Survey on Spirituality in Albanian Higher Education (Completed)


Project Manager: Dr. Ahmet Ecirli

The project mainly dealt with a national study to find out the level of college students’ search for meaning and purpose carried out by HERI - Higher Education Research Institute Graduate School of Education & Information Studies at UCLA- University of California, Los Angeles. The findings as a result of the report involve 112,232 first-year students attending 236 various colleges and universities across the US between the years 2003 and 2007; help us to improve our understanding of the role that spirituality plays in students’ lives and to ascertain strategies that institutions can use to advance students’ spiritual growth. A similar study using the instruments of HERI has been carried out by our research team at Beder University to find out the similarities and differences for spirituality in higher education in Albania. The study was based on data collected in early fall and late summer 2012 from 2360 students attending a national sample of 18 colleges and universities in Albania.
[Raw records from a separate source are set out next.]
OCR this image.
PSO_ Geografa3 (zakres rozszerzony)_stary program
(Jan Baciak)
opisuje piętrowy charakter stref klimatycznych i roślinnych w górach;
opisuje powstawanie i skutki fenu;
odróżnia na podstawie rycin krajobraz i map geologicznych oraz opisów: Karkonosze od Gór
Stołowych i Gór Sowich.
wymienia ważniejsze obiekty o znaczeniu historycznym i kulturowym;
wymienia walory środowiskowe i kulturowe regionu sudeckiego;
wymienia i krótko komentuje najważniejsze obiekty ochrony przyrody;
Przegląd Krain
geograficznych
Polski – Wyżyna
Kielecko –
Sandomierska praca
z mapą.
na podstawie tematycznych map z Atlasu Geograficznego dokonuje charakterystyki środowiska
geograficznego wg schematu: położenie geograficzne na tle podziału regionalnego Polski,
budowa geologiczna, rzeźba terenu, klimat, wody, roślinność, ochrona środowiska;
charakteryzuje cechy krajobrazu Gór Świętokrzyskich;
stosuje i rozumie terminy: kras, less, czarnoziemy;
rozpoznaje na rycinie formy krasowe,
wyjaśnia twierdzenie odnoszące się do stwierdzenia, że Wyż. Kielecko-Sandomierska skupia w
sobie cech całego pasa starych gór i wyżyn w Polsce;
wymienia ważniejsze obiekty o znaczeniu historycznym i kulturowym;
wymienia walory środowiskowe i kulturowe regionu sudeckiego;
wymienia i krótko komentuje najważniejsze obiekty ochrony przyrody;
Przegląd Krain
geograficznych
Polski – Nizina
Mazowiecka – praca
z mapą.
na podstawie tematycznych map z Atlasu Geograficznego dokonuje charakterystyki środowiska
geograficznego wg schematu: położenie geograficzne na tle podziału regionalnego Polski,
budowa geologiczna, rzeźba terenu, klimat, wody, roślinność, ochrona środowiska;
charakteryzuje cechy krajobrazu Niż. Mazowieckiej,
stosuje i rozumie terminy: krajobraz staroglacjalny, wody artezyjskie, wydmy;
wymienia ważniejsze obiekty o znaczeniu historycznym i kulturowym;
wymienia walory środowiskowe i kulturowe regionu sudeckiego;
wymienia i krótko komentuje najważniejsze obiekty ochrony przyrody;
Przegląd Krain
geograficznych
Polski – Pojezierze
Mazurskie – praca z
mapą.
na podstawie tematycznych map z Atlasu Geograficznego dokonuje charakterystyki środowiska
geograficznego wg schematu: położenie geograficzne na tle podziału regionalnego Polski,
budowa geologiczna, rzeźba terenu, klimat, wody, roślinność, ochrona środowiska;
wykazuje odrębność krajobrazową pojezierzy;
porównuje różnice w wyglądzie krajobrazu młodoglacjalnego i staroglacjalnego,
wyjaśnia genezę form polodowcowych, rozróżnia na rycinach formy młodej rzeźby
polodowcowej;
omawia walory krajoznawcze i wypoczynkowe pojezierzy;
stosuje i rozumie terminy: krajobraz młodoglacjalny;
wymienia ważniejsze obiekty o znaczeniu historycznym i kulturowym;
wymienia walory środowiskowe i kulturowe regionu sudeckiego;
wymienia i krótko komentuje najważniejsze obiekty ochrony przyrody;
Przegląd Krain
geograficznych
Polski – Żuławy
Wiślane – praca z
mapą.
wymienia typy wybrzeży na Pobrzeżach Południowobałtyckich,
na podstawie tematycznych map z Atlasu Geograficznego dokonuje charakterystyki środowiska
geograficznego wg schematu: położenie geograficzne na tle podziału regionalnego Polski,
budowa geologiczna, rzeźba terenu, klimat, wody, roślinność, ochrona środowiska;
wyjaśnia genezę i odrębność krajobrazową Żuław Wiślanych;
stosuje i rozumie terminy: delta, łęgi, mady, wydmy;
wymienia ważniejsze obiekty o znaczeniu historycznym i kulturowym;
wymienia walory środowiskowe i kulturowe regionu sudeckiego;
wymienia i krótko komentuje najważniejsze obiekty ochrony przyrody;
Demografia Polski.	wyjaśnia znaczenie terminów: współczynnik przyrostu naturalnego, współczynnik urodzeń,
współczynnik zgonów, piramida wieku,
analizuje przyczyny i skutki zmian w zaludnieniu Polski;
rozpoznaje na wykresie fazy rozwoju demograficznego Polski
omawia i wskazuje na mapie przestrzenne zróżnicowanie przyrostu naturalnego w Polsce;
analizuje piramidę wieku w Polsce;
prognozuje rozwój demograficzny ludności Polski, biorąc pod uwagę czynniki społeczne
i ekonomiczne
The research tries to search for an answer whether the undergraduate experience facilitates or hinders students’ spiritual/religious quest. This study presents highlights of findings based on data collected in early Fall and late Summer 2012 from 2360 students attending a national sample of 18 colleges and universities in Albania. Students responded to a six-page survey questionnaire that addressed questions about their backgrounds, educational and occupational aspirations, and values and beliefs with respect to spiritual and religious matters.

There are important similarities and distinctions between those students who are strongly religious and those who are highly spiritual. These qualities manifest themselves in a variety of ways related to students’ practices, feelings, self-conceptions, and worldviews. Varying degrees of spirituality and religiousness also translate into significant differences in students’ political and social attitudes. Some of these differences, however, do not correspond to what would be expected in the current national political discourse. Spiritual and religious beliefs and practices also play a role in a students’ psychological and physical well-being.